Manuel de droit de la guerre

Le titre peut paraître trompeur. Le manuel de droit de la guerre de David Cumin, Maître de conférences à l’Université Jean Moulin ne porte pas uniquement sur le « droit de la guerre » stricto sensu, à savoir le droit applicable durant la conduite des hostilités appelé jus in bello. Par ce titre, l’auteur entend traiter de tous les aspects juridiques relatifs au phénomène qu’est la guerre, qu’il définit comme « la mise en œuvre collective et coercitive de l’hostilité par l’emploi de la force armée se traduisant par des combats durables portant atteinte aux personnes et aux biens, donc causant des victimes » (p. 22). Il s’agit d’une synthèse inédite et ambitieuse portant sur le droit du recours à la force (le jus ad bellum), le droit de la conduite des hostilités et la responsabilité réparatrice et punitive, que l‘on pourrait regrouper sous le vocable « droit international militaire » (p. 21).

Manuel droit de la guerre

C’est là le mérite d’un ouvrage qui répond en 400 pages aux principales questions juridiques posées par la guerre. Doté d’un style clair et concis, privilégiant la synthèse sur l’inventaire à la Prévert, l’auteur arrive à faire ressortir les logiques qui animent les différents aspects du droit de la guerre sans sacrifier l’exhaustivité. La première partie consacrée au jus ad bellum se penche sur les auteurs du recours à la force, la question des causes de la guerre, l’évolution discriminatoire du jus ad bellum interétatique, l’abolition de la conquête, la problématique de l’intervention et le droit de la neutralité. Docteur en droit public, l’auteur traite, fort logiquement, le droit de la guerre en juriste mais également en politiste et en philosophe (il a collaboré précédemment à un ouvrage de philosophie des relations internationales et a publié, quasiment parallèlement à ce manuel, une histoire de la guerre). Il adopte à l’occasion une posture critique, par exemple, lorsqu’il conteste la thèse du jus contra bellum défendue par Olivier Corten. Constatant l’accroissement des interventions avec ou sans mandat du Conseil de Sécurité, l’auteur pointe l’évolution offensive du jus ad bellum, qui n’est plus limité au seul droit naturel de légitime défense (sans compter les distorsions de celle-ci dans une optique préventive, serait-on tenté d’ajouter). Plus loin, il ajoute que « si l’on adopte un raisonnement basé sur l’effectivité à la place d’un raisonnement basé sur la normativité, la guerre serait permise sauf condamnation expresse par le CSNU » (p. 50).

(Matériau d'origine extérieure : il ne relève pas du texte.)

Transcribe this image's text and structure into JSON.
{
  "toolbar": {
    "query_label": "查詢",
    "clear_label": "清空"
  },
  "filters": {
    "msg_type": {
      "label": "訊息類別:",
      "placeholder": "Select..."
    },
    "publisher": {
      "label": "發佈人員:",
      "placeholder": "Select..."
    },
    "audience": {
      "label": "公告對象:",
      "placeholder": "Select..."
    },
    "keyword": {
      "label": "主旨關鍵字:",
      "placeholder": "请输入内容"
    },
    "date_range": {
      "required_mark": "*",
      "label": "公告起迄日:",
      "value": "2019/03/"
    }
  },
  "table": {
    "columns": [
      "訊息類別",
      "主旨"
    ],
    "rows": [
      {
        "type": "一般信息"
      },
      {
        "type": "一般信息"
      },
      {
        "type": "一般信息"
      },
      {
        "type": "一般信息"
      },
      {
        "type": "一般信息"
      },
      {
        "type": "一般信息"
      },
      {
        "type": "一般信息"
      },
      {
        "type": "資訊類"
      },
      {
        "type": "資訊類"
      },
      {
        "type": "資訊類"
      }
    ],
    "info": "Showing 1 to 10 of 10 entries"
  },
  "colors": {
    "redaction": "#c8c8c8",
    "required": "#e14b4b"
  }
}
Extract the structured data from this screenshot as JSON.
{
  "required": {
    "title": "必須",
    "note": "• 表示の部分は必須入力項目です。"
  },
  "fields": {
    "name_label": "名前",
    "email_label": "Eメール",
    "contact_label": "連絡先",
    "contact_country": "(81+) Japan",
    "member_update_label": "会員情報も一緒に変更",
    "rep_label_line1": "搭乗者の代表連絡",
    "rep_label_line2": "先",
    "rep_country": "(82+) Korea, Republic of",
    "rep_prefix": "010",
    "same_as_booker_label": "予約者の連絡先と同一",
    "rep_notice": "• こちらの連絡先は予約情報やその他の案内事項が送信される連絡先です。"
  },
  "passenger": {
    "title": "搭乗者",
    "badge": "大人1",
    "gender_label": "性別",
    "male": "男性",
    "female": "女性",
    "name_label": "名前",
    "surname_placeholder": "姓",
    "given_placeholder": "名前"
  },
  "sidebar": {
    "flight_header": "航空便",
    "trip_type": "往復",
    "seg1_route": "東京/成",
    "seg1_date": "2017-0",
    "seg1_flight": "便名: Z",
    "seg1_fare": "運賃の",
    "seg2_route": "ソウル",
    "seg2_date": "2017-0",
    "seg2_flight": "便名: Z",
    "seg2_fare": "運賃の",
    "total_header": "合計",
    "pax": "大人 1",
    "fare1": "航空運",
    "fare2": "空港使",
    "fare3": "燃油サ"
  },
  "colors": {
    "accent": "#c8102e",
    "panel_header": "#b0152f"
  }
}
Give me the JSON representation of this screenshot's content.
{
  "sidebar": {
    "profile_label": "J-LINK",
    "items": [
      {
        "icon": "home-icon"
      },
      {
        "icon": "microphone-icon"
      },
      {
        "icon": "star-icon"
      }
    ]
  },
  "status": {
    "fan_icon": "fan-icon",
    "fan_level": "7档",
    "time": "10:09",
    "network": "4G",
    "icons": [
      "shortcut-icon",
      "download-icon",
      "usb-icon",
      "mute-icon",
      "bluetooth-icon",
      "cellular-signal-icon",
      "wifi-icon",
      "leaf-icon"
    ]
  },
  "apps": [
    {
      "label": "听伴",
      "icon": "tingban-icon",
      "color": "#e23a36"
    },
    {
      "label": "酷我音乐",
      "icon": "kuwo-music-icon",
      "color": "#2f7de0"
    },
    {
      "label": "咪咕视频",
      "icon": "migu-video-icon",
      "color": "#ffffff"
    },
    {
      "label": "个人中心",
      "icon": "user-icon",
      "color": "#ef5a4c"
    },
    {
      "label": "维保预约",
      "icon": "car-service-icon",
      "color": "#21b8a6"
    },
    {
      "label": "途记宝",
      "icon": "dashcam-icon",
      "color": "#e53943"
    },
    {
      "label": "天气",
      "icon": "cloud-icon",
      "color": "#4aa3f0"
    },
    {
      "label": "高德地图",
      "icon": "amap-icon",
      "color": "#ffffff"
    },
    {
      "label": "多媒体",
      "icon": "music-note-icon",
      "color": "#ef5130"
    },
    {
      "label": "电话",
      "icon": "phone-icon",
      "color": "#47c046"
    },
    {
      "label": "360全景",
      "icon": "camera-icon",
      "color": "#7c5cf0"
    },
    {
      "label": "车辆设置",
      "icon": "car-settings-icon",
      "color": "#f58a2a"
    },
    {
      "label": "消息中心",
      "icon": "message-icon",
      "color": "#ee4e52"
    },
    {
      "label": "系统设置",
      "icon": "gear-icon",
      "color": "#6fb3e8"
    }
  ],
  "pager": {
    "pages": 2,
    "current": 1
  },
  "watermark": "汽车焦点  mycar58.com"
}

La seconde partie porte sur le jus in bello. Là encore, on retient les réflexions politiques et philosophiques évoquées dans la présentation générale (le jus in bello est un droit « clausewitzien » mais également « tocquevillien »…) (p. 152). Puis, sont traités la question des auteurs des conflits armés internationaux, leurs modalités, le droit des armements. On peut regretter ici que certains thèmes soient abordés rapidement (les attaques informatiques) alors que d’autres ne le sont pas du tout (les systèmes d’armes autonomes). À l’inverse, l’auteur s’attarde sur des sujets peut-être moins communs comme les volontaires de la mort et la légalité du suicide au combat. Par ailleurs, il opère un traitement différencié du droit applicable selon la dimension (terrestre, maritime, aérienne et aérospatiale), faisant ressortir, de façon intéressante, les spécificités propres à chacun de ces théâtres (par exemple, l’aspect commercial des guerres maritime et aérienne). Cette partie sur le jus in bello s’achève sur la question du droit de l’environnement en temps de guerre et sur la problématique de la neutralité.

La troisième partie est entièrement consacrée au jus in bello applicable durant les conflits armés non internationaux. Après avoir évoqué brièvement la dualité juridique des conflits armés, l’auteur constate l’absence de jus ad bellum et l‘existence partielle d’un jus in bello dans les conflits armés internes. Puis, il étudie ses conditions d’existence ainsi que la reconnaissance de belligérance ou d’insurrection, sa réglementation ratione modi, et la situation des États tiers.

Enfin, la dernière partie porte sur les sanctions des violations du droit de la guerre. Sont traitées l’insertion dans l’ordre juridique interne, l’application dans l’ordre juridique international et « l’obligation de faire respecter » le jus in bello, la question de la responsabilité réparatrice et celle de la responsabilité punitive.

En définitive, il convient de souligner la présence à la fin du livre d’un classement thématique des sources écrites, pratique, ainsi qu’une bibliographie, elle aussi thématique, et intégralement en langue française. Si, comme nous l’avons souligné, certains thèmes sont rapidement abordés voire absents, peut-être le seront-ils dans le Traité, sur lequel est basé ce manuel, à paraître ultérieurement.